As for cleaning the VCR, I’d just buy a cleaning tape and “play” it for 20-30 seconds, never using the same section twice. If it’s supposed to be wet-cleaning and the isopropyl alcohol has dried up, you need to replenish it - check the attached instructions - and then give the isopropyl-cleaned mechanism a minute to dry up before inserting a videotape! Some people clean heads manually but I’m afraid I’d leave a hair or piece of cotton in the finicky mechanism and ruin everything.
Get an actual composite capture card for the job.
Ha, honestly, I wish that I would’ve done this to begin with. It’s way cheaper, and simpler to get the one composite capture card rather than converting composite to HDMI, then capturing HDMI. I’m honestly not entirely sure why I did the latter — perhaps it’s because I was under some presumption that such a device wouldn’t exist (which, now, I realize is an obviously silly assumption to make). I found this one. It’s still just a generic capture card, but it’s a direct composite capture. Do you think that it would suffice?

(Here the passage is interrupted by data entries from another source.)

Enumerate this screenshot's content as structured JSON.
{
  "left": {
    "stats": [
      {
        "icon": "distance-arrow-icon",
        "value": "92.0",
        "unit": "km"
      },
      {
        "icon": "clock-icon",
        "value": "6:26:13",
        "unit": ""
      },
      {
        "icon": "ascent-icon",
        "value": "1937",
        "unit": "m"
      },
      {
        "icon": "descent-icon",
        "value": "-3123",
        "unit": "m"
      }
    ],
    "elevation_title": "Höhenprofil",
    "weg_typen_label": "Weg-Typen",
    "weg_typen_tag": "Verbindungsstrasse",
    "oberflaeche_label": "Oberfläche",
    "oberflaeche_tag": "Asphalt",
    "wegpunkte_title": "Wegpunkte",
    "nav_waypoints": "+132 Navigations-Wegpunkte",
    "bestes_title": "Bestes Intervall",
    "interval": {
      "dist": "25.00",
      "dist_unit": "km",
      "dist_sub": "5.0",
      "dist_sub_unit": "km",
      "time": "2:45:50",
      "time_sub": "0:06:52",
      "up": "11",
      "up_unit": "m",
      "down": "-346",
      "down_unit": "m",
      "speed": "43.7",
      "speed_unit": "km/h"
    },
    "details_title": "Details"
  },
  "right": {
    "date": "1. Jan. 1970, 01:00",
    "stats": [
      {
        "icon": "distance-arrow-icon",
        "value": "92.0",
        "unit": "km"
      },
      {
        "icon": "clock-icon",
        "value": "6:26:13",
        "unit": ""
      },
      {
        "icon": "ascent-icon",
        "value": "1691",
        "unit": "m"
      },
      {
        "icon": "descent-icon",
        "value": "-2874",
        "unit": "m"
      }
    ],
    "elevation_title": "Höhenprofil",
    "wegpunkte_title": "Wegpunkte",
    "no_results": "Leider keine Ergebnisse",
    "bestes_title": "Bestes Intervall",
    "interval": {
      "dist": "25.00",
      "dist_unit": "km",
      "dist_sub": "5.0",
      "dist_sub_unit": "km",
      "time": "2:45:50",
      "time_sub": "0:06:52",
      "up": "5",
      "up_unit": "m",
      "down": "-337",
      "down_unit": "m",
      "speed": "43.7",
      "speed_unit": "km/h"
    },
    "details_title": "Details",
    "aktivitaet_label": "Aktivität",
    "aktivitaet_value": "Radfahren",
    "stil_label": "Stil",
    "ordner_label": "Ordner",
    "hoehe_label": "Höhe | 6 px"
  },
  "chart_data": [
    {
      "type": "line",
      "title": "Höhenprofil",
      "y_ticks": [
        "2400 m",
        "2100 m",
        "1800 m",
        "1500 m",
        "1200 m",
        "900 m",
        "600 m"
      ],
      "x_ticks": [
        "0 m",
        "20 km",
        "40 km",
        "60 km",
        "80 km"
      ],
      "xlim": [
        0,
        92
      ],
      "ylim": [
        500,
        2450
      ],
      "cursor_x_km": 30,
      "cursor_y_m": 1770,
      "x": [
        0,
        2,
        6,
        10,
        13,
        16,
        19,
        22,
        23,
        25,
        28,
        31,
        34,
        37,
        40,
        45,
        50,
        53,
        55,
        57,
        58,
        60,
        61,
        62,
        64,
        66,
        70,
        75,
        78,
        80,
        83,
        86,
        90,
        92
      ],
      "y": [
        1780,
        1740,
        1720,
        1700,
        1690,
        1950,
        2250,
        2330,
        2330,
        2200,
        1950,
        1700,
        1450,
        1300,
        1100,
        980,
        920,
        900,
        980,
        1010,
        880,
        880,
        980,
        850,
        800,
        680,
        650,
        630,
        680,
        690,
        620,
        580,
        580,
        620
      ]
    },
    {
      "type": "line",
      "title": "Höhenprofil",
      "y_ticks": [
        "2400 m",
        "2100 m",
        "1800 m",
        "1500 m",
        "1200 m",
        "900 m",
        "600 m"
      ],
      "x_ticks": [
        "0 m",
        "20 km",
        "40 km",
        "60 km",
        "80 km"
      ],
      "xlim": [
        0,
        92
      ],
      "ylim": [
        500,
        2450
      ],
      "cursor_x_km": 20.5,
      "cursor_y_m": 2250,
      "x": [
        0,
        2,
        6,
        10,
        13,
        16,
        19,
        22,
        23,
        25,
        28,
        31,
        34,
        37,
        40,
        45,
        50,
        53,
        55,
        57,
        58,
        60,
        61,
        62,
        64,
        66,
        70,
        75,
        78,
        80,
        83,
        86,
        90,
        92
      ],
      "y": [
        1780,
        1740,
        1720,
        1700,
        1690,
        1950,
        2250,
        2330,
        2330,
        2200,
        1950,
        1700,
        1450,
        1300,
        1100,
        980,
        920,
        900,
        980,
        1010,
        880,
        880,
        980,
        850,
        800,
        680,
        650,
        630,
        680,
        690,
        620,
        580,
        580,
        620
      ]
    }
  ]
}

Hmmm… It seems to be an EasyCAP clone, there are several devices in this form factor with different chipsets. As far as I’ve looked, they all will stream lossless interlaced video and it’s up to you how to handle it. The “720p” claim in the listing is likely bogus - the seller just misread the actual spec, which is 720x480i for NTSC and 720x576i for PAL. The last time I was capturing video, I used the VirtualDub software, which can store the raw capture in HuffYUV, however OBS can also capture interlaced video with decent compression. This capture device seems to be labeled as “BR116” based on photos in reviews, which can help identifying the chipset. BR116 is sold by Conrad and its manual by them mentions “STK1160” in a screenshot, so this Amazon one most likely also uses the STK1160 chip, which was one of the worst ones in this timebase stability test (which means it has no TBC). However, it’s alright if your VCR is a late model that already does TBC internally.